The Texas Alliance For Life told the Dallas Morning News that Tinderholt's bill would be an flatly unconstitutional violation of Roe v. Wade, which prohibits states from banning abortions before a fetus becomes viable. Texans for Life told the newspaper that the group "opposes criminalizing or penalizing women as it only protects the abortionist."

The Texas legislature has a history of imposing harsh restrictions on abortion. In 2013, the state made national news when, despite an 11-hour filibuster by then-state Sen. Wendy Davis, it passed a bill that banned abortion at 20 weeks and required abortion clinics to obtain admitting privileges at nearby hospitals. That bill was partially struck down by the Supreme Court in 2016.

Tinderholt made news for unrelated reasons in 2015, the Fort Worth Star Telegram reported at the time, when he filed an error-filled, handwritten judicial complaint against a Texas judge in an attempt to halt gay marriage licenses from being issued in the state. According to the Telegram, however, Tinderholt filed the complaint against the wrong state judge, and cited a law that wouldn't have applied even if he'd targeted the correct judge.

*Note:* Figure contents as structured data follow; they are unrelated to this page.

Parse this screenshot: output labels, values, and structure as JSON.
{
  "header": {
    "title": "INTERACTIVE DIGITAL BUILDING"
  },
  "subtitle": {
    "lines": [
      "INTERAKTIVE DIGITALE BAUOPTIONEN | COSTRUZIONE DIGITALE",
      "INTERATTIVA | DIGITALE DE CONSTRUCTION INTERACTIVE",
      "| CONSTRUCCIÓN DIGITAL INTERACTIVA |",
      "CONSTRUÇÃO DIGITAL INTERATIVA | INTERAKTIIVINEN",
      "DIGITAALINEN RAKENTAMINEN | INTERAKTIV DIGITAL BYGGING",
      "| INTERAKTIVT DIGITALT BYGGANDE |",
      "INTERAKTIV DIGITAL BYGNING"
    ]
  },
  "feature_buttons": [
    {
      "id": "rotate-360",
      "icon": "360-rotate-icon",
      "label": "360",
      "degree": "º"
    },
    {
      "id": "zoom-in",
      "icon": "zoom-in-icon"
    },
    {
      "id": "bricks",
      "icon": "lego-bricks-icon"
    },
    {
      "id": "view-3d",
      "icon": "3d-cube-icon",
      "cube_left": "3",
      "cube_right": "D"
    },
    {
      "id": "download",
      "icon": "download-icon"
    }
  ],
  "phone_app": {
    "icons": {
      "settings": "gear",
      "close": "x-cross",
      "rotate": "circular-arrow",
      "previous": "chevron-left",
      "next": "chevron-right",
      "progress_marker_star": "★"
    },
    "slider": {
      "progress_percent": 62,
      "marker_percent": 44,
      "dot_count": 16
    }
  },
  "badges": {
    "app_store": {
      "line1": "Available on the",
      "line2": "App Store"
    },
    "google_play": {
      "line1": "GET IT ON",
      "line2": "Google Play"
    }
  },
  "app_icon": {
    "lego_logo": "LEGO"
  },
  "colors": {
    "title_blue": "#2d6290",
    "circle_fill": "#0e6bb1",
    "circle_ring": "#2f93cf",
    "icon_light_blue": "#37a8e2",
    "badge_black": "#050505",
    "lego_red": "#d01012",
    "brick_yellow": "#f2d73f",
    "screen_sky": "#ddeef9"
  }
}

Although Tinderholt's abortion bill did receive a hearing this time, its prospects of final passage are murky. House Committee on Judiciary and Civil Jurisprudence Chair Rep. Jeff Leach, who authorized the hearing, says that he opposes the bill, according to the Dallas Morning News, and that the won't let it out of his committee.

"I do not believe that convicting a woman who has an abortion of murder and possibly subjecting her to the death penalty is constitutional, nor does such a policy advance the cause of life in Texas," Leach told the Dallas Morning News. "I cannot and will not support nor will I let come out of this committee any bill on [abortion] which targets the woman with either civil or criminal liability."